El propósito de Zurita con esta intervención fue rendirle homenaje a Galip Kurdi hermano de Aylan Kurdi, el niño sirio de tres años que en el 2015 fue hallado boca abajo en la orilla turca del mar Mediterráneo tras el naufragio de una embarcación con destino a Grecia en la que viajaban otros refugiados sirios entre los que estaban su madre y hermano. La imagen de Aylan se multiplicó en el espacio infinito de las redes sociales mientras que su hermano Galip “no tiene fotografía”, su muerte sin imagen no circula en los medios. Es como si solo hubiese dolor para un niño inmigrante muerto, porque la imagen de ese niño, en su reproducción viral, obturara a todos los demás cuerpos pequeños que se hundieron sin historia. Es entonces “a las miles y miles de víctimas anónimas que no tienen fotografía” a quienes les rinde homenaje Zurita mostrando cómo, en la época de la hiperreproducibilidad, la captura fotográfica de un cuerpo muerto en el marco de un conflicto humanitario internacional, abre paso a una sobre-vida que consiste en el uso y consumo que de esa imagen hacen las redes y público en general, a diferencia de lo que pasa cuando no hay fotografía y ese mismo cuerpo deja de existir no solo porque ya está muerto, sino porque no hay una foto suya que se multiplique en la virulencia de las redes. Ante el dolor de los demás convertido en inflación de fotos que se multiplican y difunden, Zurita se pregunta por la imagen final del otro niño, el que no tiene fotografía y dice:
“Las palabras de un poemas son más limpias, más puras” que los millones de imágenes que de él se hubiesen podido hacer.

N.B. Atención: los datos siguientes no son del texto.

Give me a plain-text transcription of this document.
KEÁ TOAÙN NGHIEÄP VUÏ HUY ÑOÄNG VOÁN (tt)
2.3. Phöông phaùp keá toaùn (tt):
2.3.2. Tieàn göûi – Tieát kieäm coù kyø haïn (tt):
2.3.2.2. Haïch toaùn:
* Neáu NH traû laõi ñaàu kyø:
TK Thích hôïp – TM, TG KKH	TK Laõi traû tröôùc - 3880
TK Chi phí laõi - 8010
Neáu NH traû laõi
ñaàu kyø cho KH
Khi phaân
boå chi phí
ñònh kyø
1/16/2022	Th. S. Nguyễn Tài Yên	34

Quiero partir de estas primeras consideraciones para trazar un vínculo entre esta reciente instalación de Zurita y su obra poética Zurita (2012), para mostrar cómo el mar -Mediterráneo en un caso y el Océano Pacífico en el otro- en diferentes situaciones de conflicto nacional e internacional/transnacional -la guerra de Siria y la dictadura Chilena-, se convierte en el otro lado de la nación, en el lugar donde se va a depositar el dolor de la nación y su punto de desborde y exceso. El mar como la nación de todo el dolor humano, como archivo de los ahogados del mundo. En este sentido, el mar pierde su localización geográfica y los muertos su identidad individual y nacional para constituirse como comunidad fundada en la anonimia de quienes la conforman y que reaparece como agenciamiento colectivo, como cuerpo común del dolor en el poema. Los muertos de ese mar –Mediterráneo- son también los de este –Pacífico- y la poesía se convierte en lugar de encuentro de los ahogados sin nombre; en nicho que guarda y preserva la desgracia humana como resto que sobrevive de modo desesperado para dar cuenta del dolor que la lógica del mercado político y mediático solo entiende como silencio. De esto modo, la poesía retiene la ausencia y hace doler su falta, la hace sonar.
Cabe destacar que en algunos textos literarios y visuales chilenos recientes –pienso en El botón de nácar de Patricio Guzmán (2015), en la performance de Cecilia Vicuña Cantos de agua (2015) y el documental de su autoría Todos los ríos van al mar (2016), en el trabajo fotográfico de Paz Errazuri Los nómadas del mar (1996) sobre el exterminio de los kawesqar- el mar, el río, el agua se vuelven materia doliente, masa donde el dolor se deposita y se renueva, estado sonoro y “descarga acústica” que da cuenta del grito ahogado de los cuerpos-restos que allí perdieron la vida.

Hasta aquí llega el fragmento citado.